Tá, existe um motivo sim: o esquema de cores assimétrico de Gill foi um dispositivo para a Capcom exibir o poder gráfico da placa CPS3. Nos jogos 2D Street Fighter anteriores, detalhes como o tapa-olho de Sagat mudavam de lado dependendo da direção que o personagem estava enfrentando, então ele ser pintado assim servia pra mostrar que o hardware aguentava (e isso é um bom exemplo de algo que que teria que ser refeita em um port doméstico).

Ainda sim, estamos falando de 1997, o ocidente - e em especial os Estados Unidos - não eram tão abertos assim com uma abordagem mais Jojolicia de um homão de tanguinha. Vc sabe como era aquela era. Se fosse hoje, a única real reclamação seria o tema dele não ser esse: 


Mas novamente, em 1997 o pessoal não era tão de boas...


O resultado dessa schadenfreude é que a máquina original de SF3 vendeu aproximadamente 1000 unidades. Para você ter uma ideia de comparação, FINAL FIGHT vendeu aproximadamente 30 mil máquinas e STREET FIGHTER II: THE WORLD WARRIOR (apenas a primeira versão) vendeu aproximadamente 75 mil unidades. Adicione a isso que, como eu disse, a CPS3 era BEM cara...


... e temos a tempestade perfeita aqui. Temos um jogo que já não foi bem em um ambiente que já não ia tão bem assim, já que os arcades estava perdendo popularidade no ocidente. Porque sair de casa para jogar uma ficha por R$2,50 quando vc tinha os jogos muito perto disso no Playstation ou Saturn - não raramente com extras muito maneiros, como era o caso de TEKKEN 2.

Então, essa, meus caros é a história de como a continuação de um dos top 5 jogos mais famosos de todos os tempos... é um jogo que pouca gente ouviu falar e menos gente ainda se importa. Porém, precisa ser dito, esse é claro que não é o fim dessa história. 
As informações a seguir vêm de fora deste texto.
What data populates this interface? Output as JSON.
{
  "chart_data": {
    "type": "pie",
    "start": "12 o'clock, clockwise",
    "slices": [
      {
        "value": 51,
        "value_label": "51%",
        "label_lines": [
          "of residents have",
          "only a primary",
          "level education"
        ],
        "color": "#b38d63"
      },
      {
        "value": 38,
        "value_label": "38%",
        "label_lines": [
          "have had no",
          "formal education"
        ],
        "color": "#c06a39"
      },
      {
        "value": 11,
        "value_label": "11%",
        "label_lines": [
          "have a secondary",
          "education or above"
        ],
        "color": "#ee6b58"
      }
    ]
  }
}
É apenas questão de meses desse ponto em diante da Capcom lançar uma nova versão (que era como se faziam patchs de update antigamente, vender o jogo inteiramente do zero, os bons e velhos tempos)... então essa definitivamente não será a última vez que vocês me ouviram falar de Street Fighter 3.

MATÉRIA NA AÇÃO GAMES
Edição 114 (Abril de 1997)


Edição 115 (Maio de 1997)


MATÉRIA NA SUPER GAME POWER
Edição 035 (Fevereiro de 1997)


Edição 037 (Abril de 1997)


MATÉRIA NA GAMERS
Edição 014 (Janeiro de 1997)




Edição 015 (Fevereiro de 1997)




Edição 019 (Junho de 1997)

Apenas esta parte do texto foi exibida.